Lithuania has closed two of its six border checkpoints with Belarus in a move it announced earlier this month citing the security risk posed by Russia's Wagner mercenary group.
"Both Sumsko and Tvereciaus border checkpoints were shut at midnight," the spokeswoman of the border guard service Lina Laurinaityte-Grigiene told AFP news agency on Friday.
Officers laid road spikes at the closed checkpoints and will erect fences with barbed wire in the area, she added.
Lithuania, a member of NATO's eastern flank, responded to escalating tensions between the neighbours, with Vilnius warning of a provocations threat by Minsk.
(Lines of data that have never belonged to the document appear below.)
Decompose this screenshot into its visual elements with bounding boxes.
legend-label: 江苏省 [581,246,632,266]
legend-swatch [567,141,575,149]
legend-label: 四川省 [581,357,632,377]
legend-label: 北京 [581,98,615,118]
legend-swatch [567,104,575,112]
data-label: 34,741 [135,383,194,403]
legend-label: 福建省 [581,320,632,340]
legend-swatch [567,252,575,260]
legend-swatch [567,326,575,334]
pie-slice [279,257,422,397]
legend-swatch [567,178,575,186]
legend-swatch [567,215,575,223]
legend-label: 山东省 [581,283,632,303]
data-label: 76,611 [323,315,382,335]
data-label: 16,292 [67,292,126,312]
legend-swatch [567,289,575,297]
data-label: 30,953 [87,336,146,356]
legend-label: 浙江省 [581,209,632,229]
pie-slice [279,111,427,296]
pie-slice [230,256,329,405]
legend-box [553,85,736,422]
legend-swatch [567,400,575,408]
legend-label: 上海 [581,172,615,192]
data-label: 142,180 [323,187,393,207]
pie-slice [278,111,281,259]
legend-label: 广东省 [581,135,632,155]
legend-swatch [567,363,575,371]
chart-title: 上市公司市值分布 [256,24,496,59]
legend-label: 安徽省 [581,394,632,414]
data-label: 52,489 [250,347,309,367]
But the officials in Vilnius said the decision will also help control smuggling, as the remaining four border checkpoints have x-ray systems to detect illegally transported goods, mainly cigarettes.
The decision is also meant to curb travelling across the border for shopping or family visits.
In the first half of 2023, Lithuanian citizens crossed the border with Belarus 230,000 times.
But Vilnius has been warning that Minsk may try to recruit those travellers for espionage, exert psychological pressure, or even blackmail them by performing checks on their phones and social media.
The Lithuania-Belarus ties had been tense for years, but they further deteriorated after Belarusian 2020 presidential elections, widely slammed as rigged.
Belarus criticised the decision to close checkpoints, calling it "far-fetched".
"Lithuania, by taking such decisions, purposefully and deliberately creates artificial barriers on the border to serve its political ambitions," Belarus' border force said on social media Wednesday.
Both Poland and Lithuania have erected fences on their borders with Belarus and Russia.
Mercenaries from Russia's Wagner group have been taking refuge in Belarus since their failed mutiny against Russia's military leadership in June.
Their presence in Belarus has sparked alarm among Minsk's western and northern neighbours.
Poland has said it will bolster its eastern border with 4,000 troops supporting the national border agency and another 6,000 in reserve.
Poland and the three Baltic countries, all NATO members, are some of Ukraine's staunchest allies against Russia and have hosted outspoken critics of longtime Belarus leader Alexander Lukashenko.